Éducation à l’image et collectivités territoriales
La FNCF a demandé au CNC de prendre en compte dans ses futures conventions État-régions le financement du transport des élèves pour les dispositifs d’éducation à l’image, face au désengagement des départements. Sur l’éducation à l’image, la FNCF a aussi déploré aussi que la mise en place de ciné-clubs dans les lycées ne se fasse pas avec les salles et en complément des dispositifs existants. Il a ainsi demandé une concertation sur le sujet. Frédérique Bredin, qui a insisté sur son attachement à l'éducation au cinéma en général, s’est montrée ouverte à cette demande. Elle a aussi précisé que le dispositif Collèges au cinéma était en baisse depuis une dizaine d’années, alors qu’Écoles au cinéma et Lycées au cinéma sont en croissance. Elle a également noté que si les régions sont compétentes pour les transports scolaires, elles n’ont toutefois pas la responsabilité du transport culturel.

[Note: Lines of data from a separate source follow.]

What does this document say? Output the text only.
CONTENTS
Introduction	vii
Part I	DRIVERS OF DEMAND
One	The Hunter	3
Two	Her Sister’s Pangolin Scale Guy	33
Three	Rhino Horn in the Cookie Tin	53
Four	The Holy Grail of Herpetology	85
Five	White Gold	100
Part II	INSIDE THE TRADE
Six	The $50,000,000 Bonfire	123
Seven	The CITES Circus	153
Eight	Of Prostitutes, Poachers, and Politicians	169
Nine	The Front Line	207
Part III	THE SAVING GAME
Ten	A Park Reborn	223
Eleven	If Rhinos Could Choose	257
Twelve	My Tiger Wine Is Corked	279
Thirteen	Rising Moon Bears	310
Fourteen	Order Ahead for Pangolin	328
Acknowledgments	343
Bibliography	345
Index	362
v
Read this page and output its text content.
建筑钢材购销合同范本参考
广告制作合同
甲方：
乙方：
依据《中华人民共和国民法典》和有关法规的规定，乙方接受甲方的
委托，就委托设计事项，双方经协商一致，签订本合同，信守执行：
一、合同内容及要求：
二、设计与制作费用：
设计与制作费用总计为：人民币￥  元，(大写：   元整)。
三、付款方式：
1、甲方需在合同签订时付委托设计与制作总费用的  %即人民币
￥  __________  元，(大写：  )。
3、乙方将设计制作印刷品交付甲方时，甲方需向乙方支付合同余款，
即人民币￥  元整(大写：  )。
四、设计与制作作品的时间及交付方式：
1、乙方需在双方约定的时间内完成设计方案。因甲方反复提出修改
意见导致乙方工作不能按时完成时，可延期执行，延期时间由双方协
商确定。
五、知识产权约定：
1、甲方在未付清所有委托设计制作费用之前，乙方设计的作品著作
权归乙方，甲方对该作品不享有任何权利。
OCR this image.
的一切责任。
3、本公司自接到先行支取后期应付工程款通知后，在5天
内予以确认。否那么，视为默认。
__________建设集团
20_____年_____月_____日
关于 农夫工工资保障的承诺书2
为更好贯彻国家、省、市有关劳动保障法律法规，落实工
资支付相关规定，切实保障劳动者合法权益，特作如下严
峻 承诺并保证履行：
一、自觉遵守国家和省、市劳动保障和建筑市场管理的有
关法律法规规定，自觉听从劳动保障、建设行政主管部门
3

Les exploitants ont donc intérêt, selon elle, à alerter leur département “pour rappeler l’importance primordiale de ce dispositif pour les élèves”. Le CNC le fera dans le cadre de ces conventions sachant qu’il n’en signe qu’avec 10 départements, le reste étant avec les régions.
La présidente du CNC a enfin rappelé que les nouvelles conventions État-régions comprendront pour la première fois des aides aux salles en finançant des emplois de médiateurs pour le travail d’animation des salles, à travers le 1 € pour 2 €.